Nightmare Parenting Story #563

My side of an IM conversation tonight:

I took Helen to see Pinocchio tonight, put on by the local children’s theatre organization that I have been involved with for 22 years.

Cute show. First half, anyway. (More on why I only have an opinion on the first half shortly)

One of my best friends wrote the adaptation and directed it, and a lot of good friends are in it/involved with it somehow.

Mom and Helen saw it last weekend, and she loved it, so I bought tickets to go tonight.

Today, Helen was so excited playing with Jan (internet friend)’s son Benjamin that she wouldn’t eat lunch. Then we had to talk her into eating dinner, because her tummy was unsettled from being empty.

You see where this is going, don’t you?

After intermission, Helen wanted to sit in my lap

I thought she was tired

So I let her

and five minutes into Act II she started leaning back on me, so I asked her if she wanted to go home

we were in the third row

stadium seating

two rows below us

“Do you want to go home, Helen?”

She nodded, and turned around to snuggle in more (I thought), so I hugged her and happened to have my hand over her cheek/mouth (thank God) as she puked down my shirt.

Twice.

The row in front of us was spared, thankfully, because Helen was cold and wearing my jacket as a blanket, so I used that to catch it…

Our row was spared because I have spent so much of Helen’s life trying to shield the world from her projectile vomit that I have a little too much experience with this

But they MOVED out of the way so we could get out

She dropped her Croc down into the tunnel (it’s a Greek-style theatre — arena seating around tunnels that enter onto the stage), so I had to send an usher to go get it

and we squished out

I hope I kept most of the puke contained in my shirt, bra, and jacket, and by cupping Helen to me, but I don’t know

Jerry met us at the door to strip Helen and bathe her, and I went upstairs to wash it out of my hair, etc

and now I’m doing laundry

All I can say is THANK GOD I knew all of the tech crew at the top of Riser 3 who helped us get down the stairs, get the shoe from Tunnel 3, and the House Manager who asked me where we were sitting as we were leaving. I was embarrassed, but not as much as I would have been, you know?

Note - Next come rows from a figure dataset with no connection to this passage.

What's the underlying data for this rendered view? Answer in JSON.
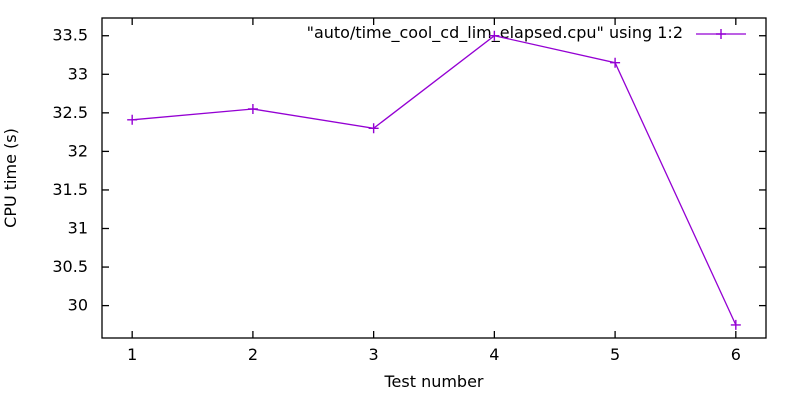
{
  "chart_data": {
    "type": "line",
    "title": "",
    "xlabel": "Test number",
    "ylabel": "CPU time (s)",
    "x": [
      1,
      2,
      3,
      4,
      5,
      6
    ],
    "series": [
      {
        "name": "\"auto/time_cool_cd_lim_elapsed.cpu\" using 1:2",
        "values": [
          32.41,
          32.55,
          32.3,
          33.5,
          33.15,
          29.75
        ],
        "color": "#9400d3",
        "marker": "plus"
      }
    ],
    "x_ticks": [
      1,
      2,
      3,
      4,
      5,
      6
    ],
    "x_tick_labels": [
      "1",
      "2",
      "3",
      "4",
      "5",
      "6"
    ],
    "y_ticks": [
      30,
      30.5,
      31,
      31.5,
      32,
      32.5,
      33,
      33.5
    ],
    "y_tick_labels": [
      "30",
      "30.5",
      "31",
      "31.5",
      "32",
      "32.5",
      "33",
      "33.5"
    ],
    "xlim": [
      0.75,
      6.25
    ],
    "ylim": [
      29.58,
      33.73
    ],
    "grid": false,
    "legend_position": "top-right",
    "background_color": "#ffffff",
    "border_color": "#000000",
    "text_color": "#000000"
  }
}
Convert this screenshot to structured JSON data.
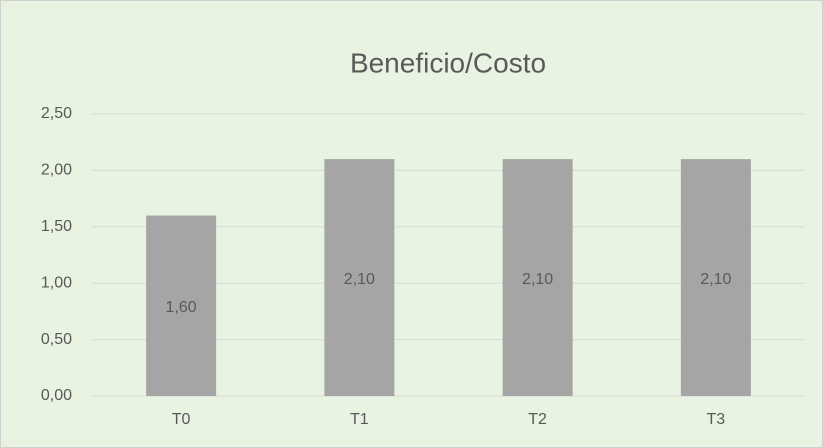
{
  "chart_data": {
    "type": "bar",
    "title": "Beneficio/Costo",
    "categories": [
      "T0",
      "T1",
      "T2",
      "T3"
    ],
    "values": [
      1.6,
      2.1,
      2.1,
      2.1
    ],
    "value_labels": [
      "1,60",
      "2,10",
      "2,10",
      "2,10"
    ],
    "color": "#a5a5a5",
    "ylim": [
      0,
      2.5
    ],
    "yticks": [
      {
        "value": 0,
        "label": "0,00"
      },
      {
        "value": 0.5,
        "label": "0,50"
      },
      {
        "value": 1,
        "label": "1,00"
      },
      {
        "value": 1.5,
        "label": "1,50"
      },
      {
        "value": 2,
        "label": "2,00"
      },
      {
        "value": 2.5,
        "label": "2,50"
      }
    ],
    "grid": true
  }
}
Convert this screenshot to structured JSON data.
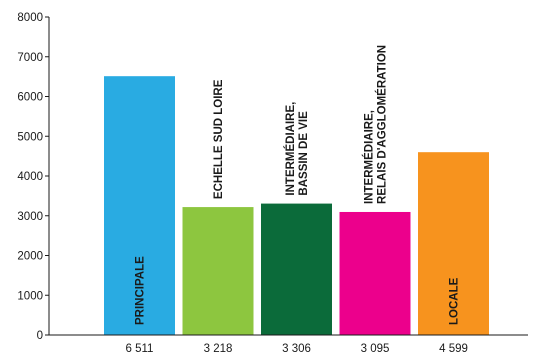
{
  "chart_data": {
    "type": "bar",
    "categories": [
      "6 511",
      "3 218",
      "3 306",
      "3 095",
      "4 599"
    ],
    "values": [
      6511,
      3218,
      3306,
      3095,
      4599
    ],
    "bar_labels": [
      [
        "PRINCIPALE"
      ],
      [
        "ECHELLE SUD LOIRE"
      ],
      [
        "INTERMÉDIAIRE,",
        "BASSIN DE VIE"
      ],
      [
        "INTERMÉDIAIRE,",
        "RELAIS D'AGGLOMÉRATION"
      ],
      [
        "LOCALE"
      ]
    ],
    "bar_label_position": [
      "inside-bottom",
      "above",
      "above",
      "above",
      "inside-bottom"
    ],
    "colors": [
      "#29abe2",
      "#8dc63f",
      "#0b6b3a",
      "#ec008c",
      "#f7931e"
    ],
    "yticks": [
      "0",
      "1000",
      "2000",
      "3000",
      "4000",
      "5000",
      "6000",
      "7000",
      "8000"
    ],
    "ylim": [
      0,
      8000
    ],
    "title": "",
    "xlabel": "",
    "ylabel": "",
    "grid": false,
    "legend": "none"
  }
}
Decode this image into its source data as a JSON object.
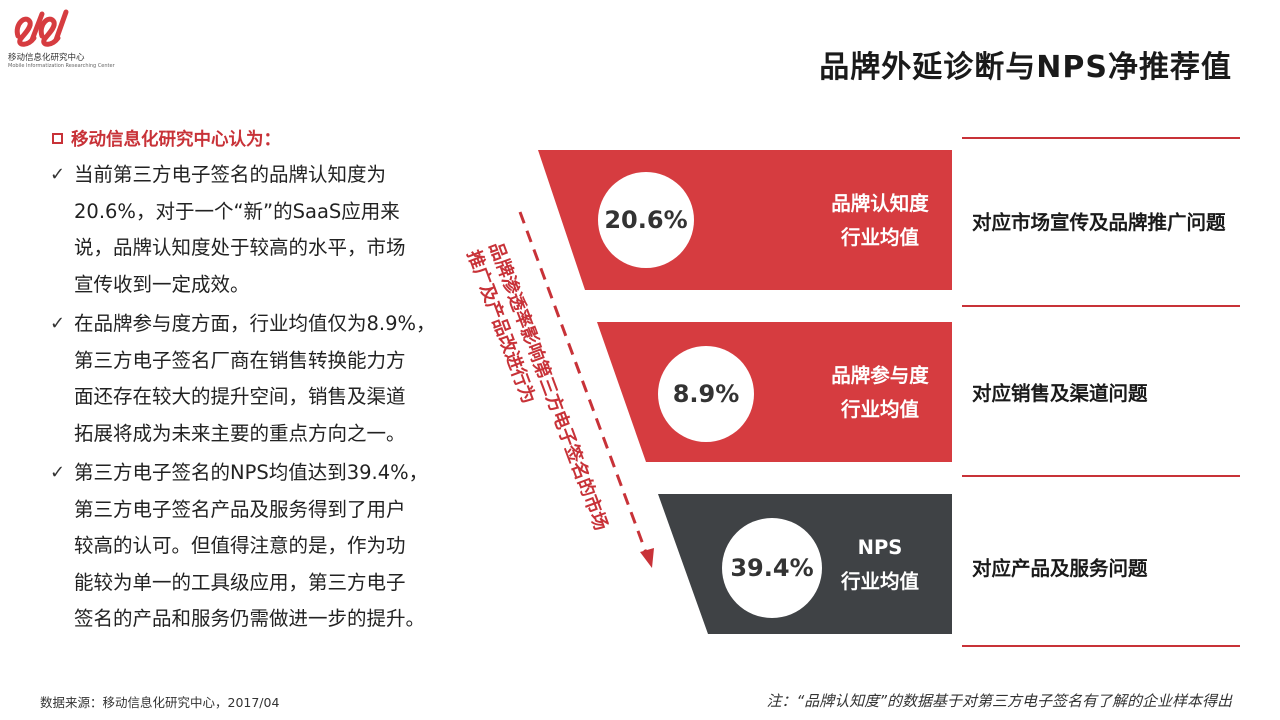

And I’m glad I hadn’t cleaned out my car today because there were plenty of plastic bags and whatever to cover ourselves with so that the seatbelts didn’t get all coated and gross.

And since I’m leaving at 4:30 am to go to Paducah in the morning, Helen saved me some time — no need for me to take a shower at o’dark ugly, because I ALREADY DID, at 9pm!!!

Yuck.

Poor kid. I guess we won’t be going off the reflux meds quite yet… And we’ll have to keep reminding her that she throws up when she doesn’t eat.

3 thoughts on “Nightmare Parenting Story #563”

  1. Oh my! How awful!

    This mamma thing sure isn’t for sissies, is it!

    Hope she’s back to her old self!

  2. Ewww…you poor things! I wonder if Panoply & Panoply Junior addressed this during the into to Act 2? It’s amazing what a you can take as a Mom, huh?

  3. Nope — Fantasy and Junior didn’t get a chance to mention it, since it was five minutes after Act II started.